We must rely on the power of the Holy Spirit—the same power that raised Christ from the dead and empowered the early church. Click To Tweet

Later in Acts, Philip received a “divine directive” when he was instructed by the Holy Spirit to go in a specific direction, along a certain road. As Philip went, he encountered an Ethiopian eunuch with whom he shared the gospel.

Timing is everything. Delayed obedience can equate to disobedience. What if Philip had delayed in following the Holy Spirit’s directive?

In this season, the Holy Spirit will be issuing directives. There are men and women like this eunuch who are searching for answers. God has set the stage, and the time is right for Jesus’ followers to introduce men and women to the One for whom they search.

Finally, in this account, we witness the Ethiopian’s quick conversion. The man heard the gospel, responded, and was baptized. The Ethiopian didn’t engage in weeks of conversation with Philip; he was ready on the spot. The Ethiopian had already been searching; the power of God was present, and the Holy Spirit immediately moved his heart.

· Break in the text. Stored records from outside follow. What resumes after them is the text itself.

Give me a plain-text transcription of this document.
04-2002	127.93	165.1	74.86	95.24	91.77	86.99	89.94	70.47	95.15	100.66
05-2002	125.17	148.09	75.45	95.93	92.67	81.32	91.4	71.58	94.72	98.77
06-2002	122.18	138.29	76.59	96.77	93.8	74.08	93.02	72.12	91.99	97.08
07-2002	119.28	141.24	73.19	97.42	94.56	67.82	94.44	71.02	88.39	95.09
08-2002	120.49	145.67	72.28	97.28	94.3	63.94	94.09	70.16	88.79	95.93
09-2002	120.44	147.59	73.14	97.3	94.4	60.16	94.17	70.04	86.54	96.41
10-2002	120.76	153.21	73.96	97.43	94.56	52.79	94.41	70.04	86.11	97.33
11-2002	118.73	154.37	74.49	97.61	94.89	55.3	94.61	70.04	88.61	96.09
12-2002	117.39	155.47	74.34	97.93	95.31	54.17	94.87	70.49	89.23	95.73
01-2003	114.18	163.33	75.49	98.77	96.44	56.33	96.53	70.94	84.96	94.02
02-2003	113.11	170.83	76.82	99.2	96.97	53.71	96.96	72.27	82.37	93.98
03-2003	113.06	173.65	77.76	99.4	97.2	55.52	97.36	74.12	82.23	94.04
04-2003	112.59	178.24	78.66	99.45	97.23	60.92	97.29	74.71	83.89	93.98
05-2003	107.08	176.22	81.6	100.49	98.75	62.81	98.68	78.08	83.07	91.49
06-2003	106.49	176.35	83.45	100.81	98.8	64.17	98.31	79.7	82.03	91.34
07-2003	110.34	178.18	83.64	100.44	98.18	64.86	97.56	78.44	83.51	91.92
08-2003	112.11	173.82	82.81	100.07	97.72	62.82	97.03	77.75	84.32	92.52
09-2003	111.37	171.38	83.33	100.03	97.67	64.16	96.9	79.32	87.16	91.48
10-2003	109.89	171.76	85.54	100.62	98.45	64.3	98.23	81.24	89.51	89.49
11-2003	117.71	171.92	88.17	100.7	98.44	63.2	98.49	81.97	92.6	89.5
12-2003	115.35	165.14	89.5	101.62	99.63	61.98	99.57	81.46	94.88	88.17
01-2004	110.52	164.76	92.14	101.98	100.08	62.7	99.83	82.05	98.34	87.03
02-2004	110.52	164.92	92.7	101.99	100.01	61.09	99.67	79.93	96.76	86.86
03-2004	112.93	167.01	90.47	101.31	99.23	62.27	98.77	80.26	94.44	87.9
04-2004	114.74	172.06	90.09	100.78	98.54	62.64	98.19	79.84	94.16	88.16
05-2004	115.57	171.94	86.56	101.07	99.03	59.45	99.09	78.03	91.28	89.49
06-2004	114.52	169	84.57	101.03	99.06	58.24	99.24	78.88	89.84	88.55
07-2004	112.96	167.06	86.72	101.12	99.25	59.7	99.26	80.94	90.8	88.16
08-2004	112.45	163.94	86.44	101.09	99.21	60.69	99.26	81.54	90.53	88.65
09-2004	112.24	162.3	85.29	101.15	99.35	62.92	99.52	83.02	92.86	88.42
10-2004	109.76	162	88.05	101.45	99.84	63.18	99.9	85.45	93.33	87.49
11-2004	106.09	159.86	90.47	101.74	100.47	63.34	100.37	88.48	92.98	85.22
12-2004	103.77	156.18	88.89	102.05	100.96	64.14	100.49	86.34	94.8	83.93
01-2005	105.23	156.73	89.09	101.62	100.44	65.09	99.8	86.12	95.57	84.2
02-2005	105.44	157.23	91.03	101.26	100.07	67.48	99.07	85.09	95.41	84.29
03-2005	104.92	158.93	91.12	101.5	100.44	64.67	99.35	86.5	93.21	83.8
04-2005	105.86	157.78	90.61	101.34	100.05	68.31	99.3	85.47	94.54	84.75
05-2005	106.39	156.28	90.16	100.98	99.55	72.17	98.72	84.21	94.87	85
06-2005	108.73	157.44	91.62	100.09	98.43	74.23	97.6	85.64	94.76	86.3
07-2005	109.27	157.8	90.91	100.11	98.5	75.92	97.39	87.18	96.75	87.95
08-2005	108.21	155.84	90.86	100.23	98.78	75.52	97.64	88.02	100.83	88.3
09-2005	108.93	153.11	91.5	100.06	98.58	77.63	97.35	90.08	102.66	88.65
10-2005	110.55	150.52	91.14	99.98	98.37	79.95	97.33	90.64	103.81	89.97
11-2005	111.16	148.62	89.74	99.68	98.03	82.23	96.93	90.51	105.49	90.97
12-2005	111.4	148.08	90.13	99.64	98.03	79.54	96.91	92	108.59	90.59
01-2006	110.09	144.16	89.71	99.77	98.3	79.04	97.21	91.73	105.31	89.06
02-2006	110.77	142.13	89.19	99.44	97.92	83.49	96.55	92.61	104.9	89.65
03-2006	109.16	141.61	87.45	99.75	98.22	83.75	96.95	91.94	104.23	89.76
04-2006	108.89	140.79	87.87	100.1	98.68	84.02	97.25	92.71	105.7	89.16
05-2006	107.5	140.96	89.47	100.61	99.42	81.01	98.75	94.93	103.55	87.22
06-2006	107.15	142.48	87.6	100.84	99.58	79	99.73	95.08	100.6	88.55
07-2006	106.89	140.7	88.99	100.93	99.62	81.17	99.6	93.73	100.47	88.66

I pray that those who are searching for answers, such as this Ethiopian was, will encounter modern-day Philips—men and women who are ready for God to use them to share the hope of the gospel with those who are hurting, broken, vulnerable, and searching.

As we venture further into these uncharted waters, may God give us the courage of the early church and an authentic dependency upon the Holy Spirit to fulfill God’s mission in the earth. God has the keys.

Quentin Mumphery is the founding and lead pastor of New Hope Covenant Church in Chicago. This essay is adapted from a blog post at NewThing’s website; we are sharing it here with their permission.


  1. Sonny

    Amen! and a breath of fresh air drink of new wine.
    This is moving in so many different places that are picking up the ideals of the restoration movement
    Without the baggage of divided denominational is I’m or liberalism or any other ism other than Jesus as king

  2. Charles Elgin

    [In the] right place at the tight time, Philip was empowered by the Holy Spirit to respond to the self-question of the Ethiopian eunuch and show how Jesus fulfilled the prophecy. In current times, how do we, the church—and me particularly—take off our masks and respond to the whisper from the lost world? People today have the same needs as the lost people who found Jesus in the first-century church—needs such as: unconditional acceptance, food, shelter, and clothing. [People also must] become aware that God breathed his Spirit into you so that you might seek him and give him praise and honor. My natural man avoids making relationships with people who I consider to be “different” from me, and therefore, my witness to them is less than it should be. My prayer is that my faith will overcome my unbelief, and that when the call to witness to anyone is given, I will proclaim that Jesus is the Christ, the Son of the Living God!